The United States chose to create regional surrogates like India, South Korea, Israel, and Taiwan to keep a watch over the US interests in different regions of the world. India was chosen for South Asia due to her size and ability to contain China. In a contrary scenario the US could have forged economic ties through trade and technology support with entire South Asia creating a community of common interests allied to US interests. Such a community of interests of economically interlinked and trade interdependent countries would have acted as a solid monolithic support base for the USA, despite being wooed by regionally proximate powers like China and Russia. The Indo-US strategic alliance contrarily drove a wedge between the estranged neighbours in subcontinent besides pushing an insecure Pakistan pell-mell into Chinese basket. India instead of delivering on its promises of controlling Pakistan and containing China ended up destabilizing Pakistan and accelerating a Chinese move in the region. Now a failed US policy of world dominance through physical interventions and regional surrogates has started backfiring evidenced by a mess in Afghanistan, and unrest in Pakistan.

It is in the backdrop of the above bigger picture that the present US peace initiatives in Afghanistan need to be assessed. While the US has correctly assessed the futility of her over militarized Afghan strategy in pursuit of her strategic objectives she has still not give up on the second part of her grand strategy i.e use of regional gendarmes to bully and contain other nations perceived as threats to US designs of global dominance. How much effusive should Pakistan get in her attempts to level the queered pitch in Afghanistan for USA is the moot question that flows logically out of above discussion. What should Pakistan do in an environment under which as per US “regional surrogacy policy” India continues to target Pakistan through a covert war by fomenting insurgencies and promoting terrorism? Ironically India is doing all this under the benign watch of USA from its Afghanistan based consulates that instead of consular work are busy launching militants across the porous Pak-Afghan border.

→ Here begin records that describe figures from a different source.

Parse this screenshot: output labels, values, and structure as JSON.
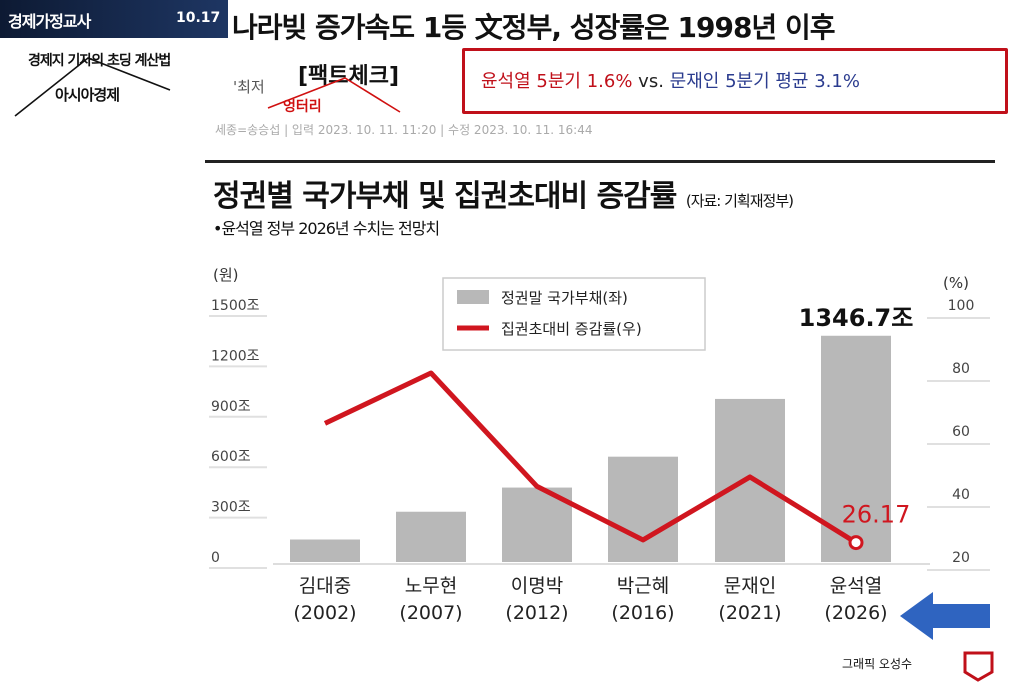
{
  "header": {
    "brand": "경제가정교사",
    "date": "10.17",
    "headline": "나라빚 증가속도 1등 文정부, 성장률은 1998년 이후",
    "subtitle": "경제지 기자의 초딩 계산법",
    "publisher": "아시아경제",
    "fragment": "'최저",
    "factcheck": "[팩트체크]",
    "annotation": "엉터리"
  },
  "compare": {
    "left": "윤석열 5분기 1.6%",
    "vs": "vs.",
    "right": "문재인 5분기 평균 3.1%"
  },
  "byline": "세종=송승섭 | 입력 2023. 10. 11. 11:20 | 수정 2023. 10. 11. 16:44",
  "chart_header": {
    "title": "정권별 국가부채 및 집권초대비 증감률",
    "source": "(자료: 기획재정부)",
    "note": "•윤석열 정부 2026년 수치는 전망치"
  },
  "credit": "그래픽 오성수",
  "colors": {
    "bar": "#b8b8b8",
    "line": "#d0161f",
    "arrow": "#2f64c0",
    "compare_border": "#c0101a"
  },
  "chart_data": {
    "type": "bar",
    "categories": [
      "김대중\n(2002)",
      "노무현\n(2007)",
      "이명박\n(2012)",
      "박근혜\n(2016)",
      "문재인\n(2021)",
      "윤석열\n(2026)"
    ],
    "series": [
      {
        "name": "정권말 국가부채(좌)",
        "type": "bar",
        "axis": "left",
        "values": [
          133.8,
          299.2,
          443.1,
          626.9,
          970.7,
          1346.7
        ]
      },
      {
        "name": "집권초대비 증감률(우)",
        "type": "line",
        "axis": "right",
        "values": [
          64,
          80,
          44,
          27,
          47,
          26.17
        ]
      }
    ],
    "yleft": {
      "label": "(원)",
      "ticks": [
        "0",
        "300조",
        "600조",
        "900조",
        "1200조",
        "1500조"
      ],
      "lim": [
        0,
        1500
      ]
    },
    "yright": {
      "label": "(%)",
      "ticks": [
        "20",
        "40",
        "60",
        "80",
        "100"
      ],
      "lim": [
        20,
        100
      ]
    },
    "labels": {
      "bar_last": "1346.7조",
      "line_last": "26.17"
    },
    "legend": "top-center"
  }
}
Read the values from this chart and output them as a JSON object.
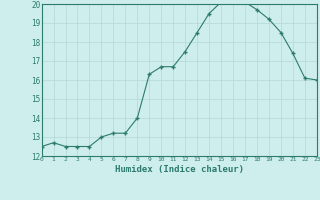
{
  "x": [
    0,
    1,
    2,
    3,
    4,
    5,
    6,
    7,
    8,
    9,
    10,
    11,
    12,
    13,
    14,
    15,
    16,
    17,
    18,
    19,
    20,
    21,
    22,
    23
  ],
  "y": [
    12.5,
    12.7,
    12.5,
    12.5,
    12.5,
    13.0,
    13.2,
    13.2,
    14.0,
    16.3,
    16.7,
    16.7,
    17.5,
    18.5,
    19.5,
    20.1,
    20.1,
    20.1,
    19.7,
    19.2,
    18.5,
    17.4,
    16.1,
    16.0
  ],
  "xlabel": "Humidex (Indice chaleur)",
  "xlim": [
    0,
    23
  ],
  "ylim": [
    12,
    20
  ],
  "yticks": [
    12,
    13,
    14,
    15,
    16,
    17,
    18,
    19,
    20
  ],
  "xticks": [
    0,
    1,
    2,
    3,
    4,
    5,
    6,
    7,
    8,
    9,
    10,
    11,
    12,
    13,
    14,
    15,
    16,
    17,
    18,
    19,
    20,
    21,
    22,
    23
  ],
  "line_color": "#2d7a6e",
  "bg_color": "#cdeeed",
  "grid_color": "#b8dbd9"
}
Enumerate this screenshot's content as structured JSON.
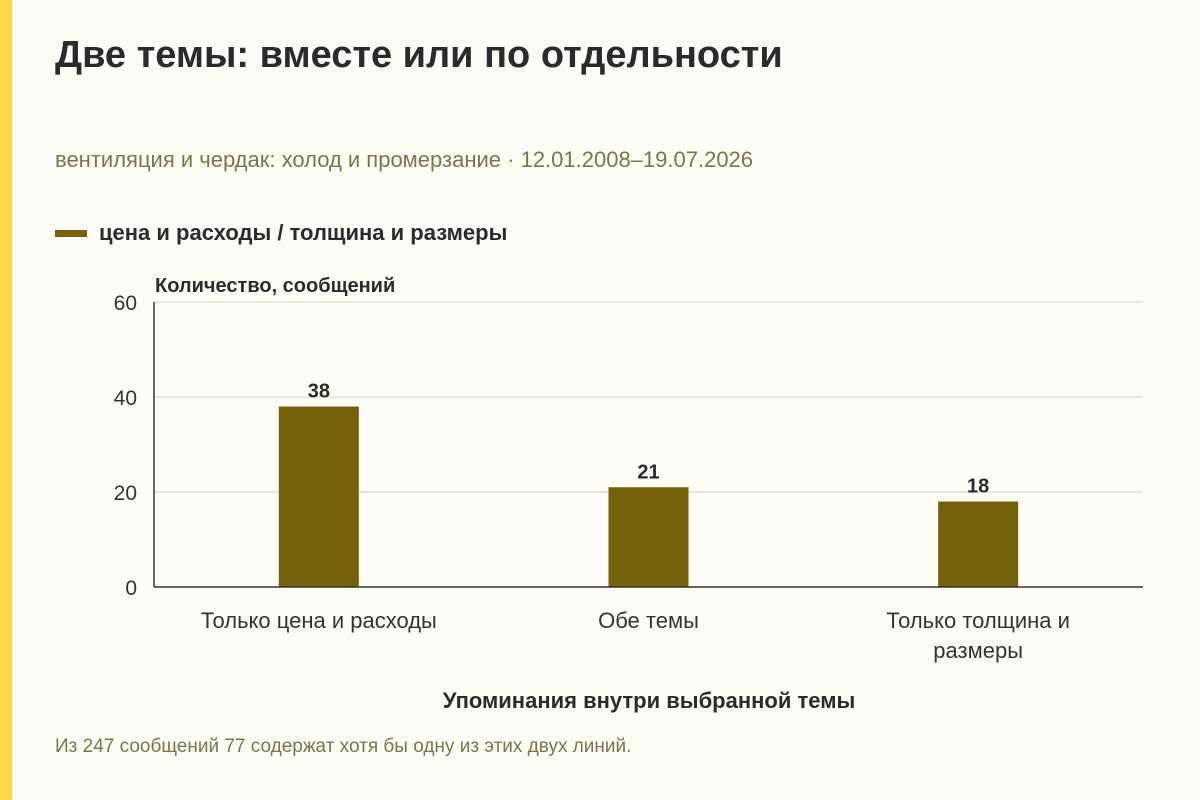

The US would do well to understand the futility of the self-defeating mirage of the strategic relationship with India and embrace a true “Offshore Balancing” strategy promoting a community of interests based on economic and cultural ties between India and Pakistan. Unless this element of the strategic policy matrix vis-à-vis India and Pakistan is fixed the US attempts for Pakistani facilitation in Afghan peace talks would remain stymied due to Pakistani fixation with Indo-Afghan threats. Pakistan must clearly indicate to the US that while she would not compromise on her CPEC based strategic interests she would go a step further in facilitating a peace deal in Afghanistan in the interests of regional peace and harmony. Only the United States needs to understand that she would not be able to promote peace in Afghanistan by encouraging India to destabilize Pakistan. The United States has a great peace opportunity provided she embraces the regional peace based “Offshore Balancing” strategy instead of regional dominance through surrogates. The last act in the Afghan peace drama might turn into a deadly Tango unless India, Pakistan, and United States decide to base Afghan peace process on a genuine peace foundation between the two estranged sub continental neighbours.